Neurofeedback for Anxiety
What is Anxiety?
Quite often Anxiety is accompanied by other conditions such as Depression, or there can be an alternating cycle between symptoms of anxiety and depression.
What can be done about it?
There are multiple approaches to the alleviation of symptoms associated with Anxiety. They range from medications to diet (including detoxification), to exercise, counseling, and now neurofeedback.
How does Neurotherapy with Neurofeedback (NFB) differ from the other approaches?
Neurofeedback differs from other approaches in that it is non-invasive, non-toxic, and non-addictive and uses the strength of the individual’s own brain and healing systems to increase the individual’s functioning. Neurofeedback can work also with other approaches, or as a standalone approach in some situations. Changing the way the brain operates through the use of (qEEG) Quantitative Electroencephalography Guided Neurofeedback training (using reward or operant conditioning) can alter symptomatologies in dramatic and often permanent ways. Neurofeedback has little known side effects, and is relatively easy to learn and often fun. Lastly, because it is not a medical procedure it does not require a doctor’s prescription.
How do ICANS approaches improve functioning and lessen symptoms?
Through a highly individualized assessment process using a qEEG based brain map, determinations are made as to where to intervene in order to help restore functioning or to improve it. Using a variety of Biofeedback and Neuropsychophysiological approaches to help define the client’s condition, a training plan is made that may involve traditional biofeedback and/or qEEG guided Neurofeedback.

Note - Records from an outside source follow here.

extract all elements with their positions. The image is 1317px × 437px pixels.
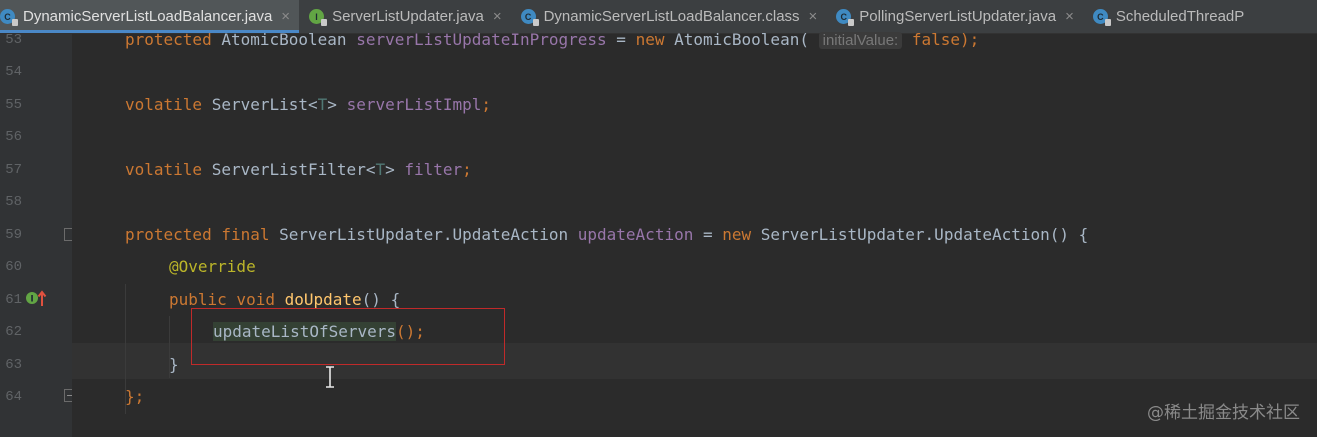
implements-method-icon[interactable]: I	[25, 289, 49, 307]
line-number-gutter: 53 54 55 56 57 58 59 60 61 62 63 64	[0, 32, 72, 437]
class-file-icon: C	[520, 9, 539, 26]
line-number: 59	[5, 227, 22, 243]
interface-file-icon: I	[309, 9, 328, 26]
class-file-icon: C	[1092, 9, 1111, 26]
tab-label: PollingServerListUpdater.java	[859, 8, 1057, 25]
line-number: 60	[5, 259, 22, 275]
code-line-59: protected final ServerListUpdater.Update…	[125, 225, 1089, 244]
code-line-63: }	[169, 355, 179, 374]
watermark: @稀土掘金技术社区	[1147, 403, 1300, 423]
class-file-icon: C	[836, 9, 855, 26]
close-icon[interactable]: ×	[809, 8, 818, 25]
code-line-57: volatile ServerListFilter<T> filter;	[125, 160, 472, 179]
parameter-hint: initialValue:	[818, 32, 903, 49]
code-editor[interactable]: protected AtomicBoolean serverListUpdate…	[72, 30, 1317, 437]
tab-label: DynamicServerListLoadBalancer.class	[543, 8, 800, 25]
tab-label: DynamicServerListLoadBalancer.java	[23, 8, 273, 25]
code-line-53: protected AtomicBoolean serverListUpdate…	[125, 30, 980, 49]
class-file-icon: C	[0, 9, 18, 26]
line-number: 57	[5, 162, 22, 178]
text-cursor-icon	[326, 366, 334, 388]
line-number: 53	[5, 32, 22, 48]
line-number: 64	[5, 389, 22, 405]
tab-label: ServerListUpdater.java	[332, 8, 484, 25]
svg-text:I: I	[30, 295, 33, 305]
code-line-55: volatile ServerList<T> serverListImpl;	[125, 95, 492, 114]
close-icon[interactable]: ×	[1065, 8, 1074, 25]
line-number: 56	[5, 129, 22, 145]
tab-label: ScheduledThreadP	[1115, 8, 1245, 25]
line-number: 54	[5, 64, 22, 80]
line-number: 55	[5, 97, 22, 113]
close-icon[interactable]: ×	[281, 8, 290, 25]
line-number: 58	[5, 194, 22, 210]
code-line-60: @Override	[169, 257, 256, 276]
highlight-annotation-box	[191, 308, 505, 365]
line-number: 62	[5, 324, 22, 340]
close-icon[interactable]: ×	[493, 8, 502, 25]
code-line-64: };	[125, 387, 145, 406]
tab-scheduled-thread-pool[interactable]: C ScheduledThreadP	[1083, 0, 1244, 33]
line-number: 63	[5, 357, 22, 373]
line-number: 61	[5, 292, 22, 308]
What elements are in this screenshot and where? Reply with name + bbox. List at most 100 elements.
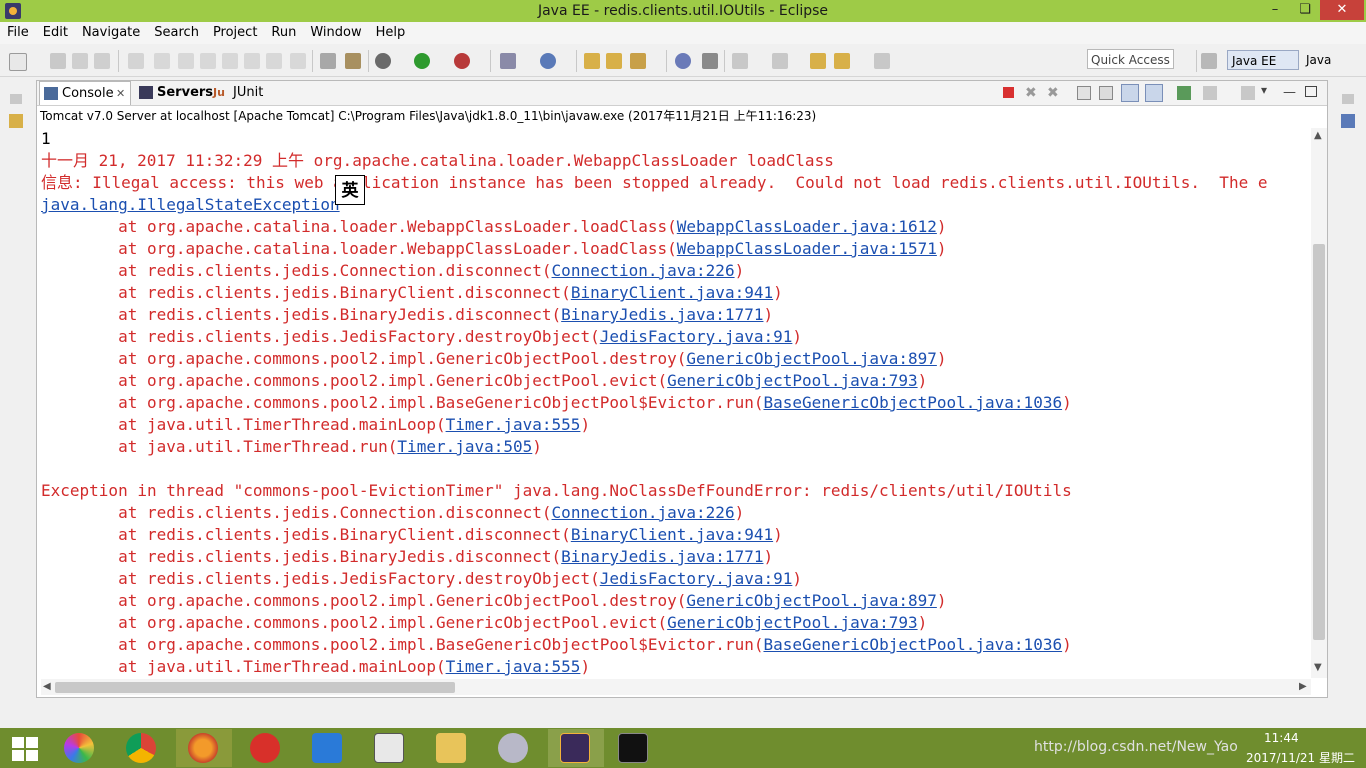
scroll-left-icon[interactable]: ◀ xyxy=(43,681,51,692)
menu-search[interactable]: Search xyxy=(147,22,206,40)
stack-trace-link[interactable]: BinaryJedis.java:1771 xyxy=(561,547,763,566)
stack-trace-link[interactable]: Timer.java:555 xyxy=(446,415,581,434)
save-icon[interactable] xyxy=(50,53,66,69)
close-tab-icon[interactable]: ✕ xyxy=(116,82,125,106)
terminate-icon[interactable] xyxy=(1003,87,1014,98)
tab-servers[interactable]: Servers xyxy=(137,81,213,105)
new-java-class-icon[interactable] xyxy=(540,53,556,69)
horizontal-scrollbar[interactable]: ◀ ▶ xyxy=(41,679,1311,695)
print-icon[interactable] xyxy=(94,53,110,69)
menu-window[interactable]: Window xyxy=(303,22,368,40)
taskbar-app-cmd[interactable] xyxy=(606,729,662,767)
taskbar-app-editor[interactable] xyxy=(362,729,418,767)
show-console-on-output-icon[interactable] xyxy=(1121,84,1139,102)
taskbar-app-eclipse[interactable] xyxy=(548,729,604,767)
new-server-icon[interactable] xyxy=(500,53,516,69)
skip-breakpoints-icon[interactable] xyxy=(128,53,144,69)
open-perspective-icon[interactable] xyxy=(1201,53,1217,69)
last-edit-location-icon[interactable] xyxy=(810,53,826,69)
close-button[interactable]: ✕ xyxy=(1320,0,1364,20)
restore-view-icon[interactable] xyxy=(10,94,22,104)
scroll-down-icon[interactable]: ▼ xyxy=(1314,662,1322,673)
step-return-icon[interactable] xyxy=(290,53,306,69)
outline-icon[interactable] xyxy=(1341,114,1355,128)
stack-trace-link[interactable]: WebappClassLoader.java:1571 xyxy=(677,239,937,258)
console-output[interactable]: 1 十一月 21, 2017 11:32:29 上午 org.apache.cat… xyxy=(41,128,1311,678)
back-icon[interactable] xyxy=(834,53,850,69)
forward-icon[interactable] xyxy=(874,53,890,69)
taskbar-app-explorer[interactable] xyxy=(424,729,480,767)
stack-trace-link[interactable]: WebappClassLoader.java:1612 xyxy=(677,217,937,236)
stack-trace-link[interactable]: Connection.java:226 xyxy=(552,503,735,522)
servers-toolbar-icon[interactable] xyxy=(345,53,361,69)
scroll-lock-icon[interactable] xyxy=(1099,86,1113,100)
restore-outline-icon[interactable] xyxy=(1342,94,1354,104)
remove-all-terminated-icon[interactable]: ✖ xyxy=(1047,85,1059,101)
stack-trace-link[interactable]: GenericObjectPool.java:897 xyxy=(686,349,936,368)
open-console-icon[interactable] xyxy=(320,53,336,69)
maximize-view-icon[interactable] xyxy=(1305,86,1317,97)
quick-access-input[interactable]: Quick Access xyxy=(1087,49,1174,69)
open-console-dropdown-icon[interactable] xyxy=(1241,86,1255,100)
external-tools-icon[interactable] xyxy=(454,53,470,69)
toggle-mark-icon[interactable] xyxy=(702,53,718,69)
scroll-right-icon[interactable]: ▶ xyxy=(1299,681,1307,692)
suspend-icon[interactable] xyxy=(178,53,194,69)
stack-trace-link[interactable]: BaseGenericObjectPool.java:1036 xyxy=(763,635,1062,654)
stack-trace-link[interactable]: Connection.java:226 xyxy=(552,261,735,280)
menu-edit[interactable]: Edit xyxy=(36,22,75,40)
remove-launch-icon[interactable]: ✖ xyxy=(1025,85,1037,101)
taskbar-app-photos[interactable] xyxy=(52,729,108,767)
show-console-on-error-icon[interactable] xyxy=(1145,84,1163,102)
restore-button[interactable]: ❏ xyxy=(1290,0,1320,20)
new-icon[interactable] xyxy=(9,53,27,71)
menu-file[interactable]: File xyxy=(0,22,36,40)
tab-console[interactable]: Console ✕ xyxy=(39,81,131,105)
menu-project[interactable]: Project xyxy=(206,22,264,40)
menu-navigate[interactable]: Navigate xyxy=(75,22,147,40)
menu-help[interactable]: Help xyxy=(369,22,413,40)
vertical-scrollbar[interactable]: ▲ ▼ xyxy=(1311,128,1327,678)
start-button[interactable] xyxy=(0,729,56,767)
web-browser-icon[interactable] xyxy=(675,53,691,69)
stack-trace-link[interactable]: BinaryClient.java:941 xyxy=(571,525,773,544)
stack-trace-link[interactable]: java.lang.IllegalStateException xyxy=(41,195,340,214)
taskbar-app-store[interactable] xyxy=(300,729,356,767)
scroll-up-icon[interactable]: ▲ xyxy=(1314,130,1322,141)
previous-annotation-icon[interactable] xyxy=(772,53,788,69)
perspective-java[interactable]: Java xyxy=(1302,50,1366,70)
vertical-scroll-thumb[interactable] xyxy=(1313,244,1325,640)
menu-run[interactable]: Run xyxy=(264,22,303,40)
pin-console-icon[interactable] xyxy=(1177,86,1191,100)
stack-trace-link[interactable]: GenericObjectPool.java:793 xyxy=(667,371,917,390)
run-icon[interactable] xyxy=(414,53,430,69)
stack-trace-link[interactable]: Timer.java:555 xyxy=(446,657,581,676)
project-explorer-icon[interactable] xyxy=(9,114,23,128)
taskbar-app-music[interactable] xyxy=(238,729,294,767)
resume-icon[interactable] xyxy=(154,53,170,69)
stack-trace-link[interactable]: GenericObjectPool.java:793 xyxy=(667,613,917,632)
stack-trace-link[interactable]: JedisFactory.java:91 xyxy=(600,569,793,588)
stack-trace-link[interactable]: GenericObjectPool.java:897 xyxy=(686,591,936,610)
horizontal-scroll-thumb[interactable] xyxy=(55,682,455,693)
step-over-icon[interactable] xyxy=(266,53,282,69)
open-resource-icon[interactable] xyxy=(606,53,622,69)
minimize-button[interactable]: – xyxy=(1260,0,1290,20)
stack-trace-link[interactable]: BaseGenericObjectPool.java:1036 xyxy=(763,393,1062,412)
disconnect-icon[interactable] xyxy=(222,53,238,69)
title-bar[interactable]: Java EE - redis.clients.util.IOUtils - E… xyxy=(0,0,1366,22)
stack-trace-link[interactable]: Timer.java:505 xyxy=(397,437,532,456)
minimize-view-icon[interactable]: — xyxy=(1283,85,1296,100)
perspective-java-ee[interactable]: Java EE xyxy=(1227,50,1299,70)
display-selected-console-icon[interactable] xyxy=(1203,86,1217,100)
next-annotation-icon[interactable] xyxy=(732,53,748,69)
search-icon[interactable] xyxy=(630,53,646,69)
view-menu-icon[interactable]: ▾ xyxy=(1261,83,1267,97)
step-into-icon[interactable] xyxy=(244,53,260,69)
tab-junit[interactable]: Ju JUnit xyxy=(211,81,263,105)
save-all-icon[interactable] xyxy=(72,53,88,69)
taskbar-app-chrome[interactable] xyxy=(114,729,170,767)
stack-trace-link[interactable]: BinaryClient.java:941 xyxy=(571,283,773,302)
clear-console-icon[interactable] xyxy=(1077,86,1091,100)
taskbar-app-network[interactable] xyxy=(486,729,542,767)
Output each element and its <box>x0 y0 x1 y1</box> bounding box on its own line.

Likewise, consultations with other care providers are also frequently made to provide better outcomes for the individual. As an example, consultations can be made with physicians to inform them about improvements (symptom reductions, improved brain functioning) made by the client as a result of Neurofeedback and Biofeedback training, and the client and his or her doctor can then make determinations about medication dosing or in some cases the cessation of medications.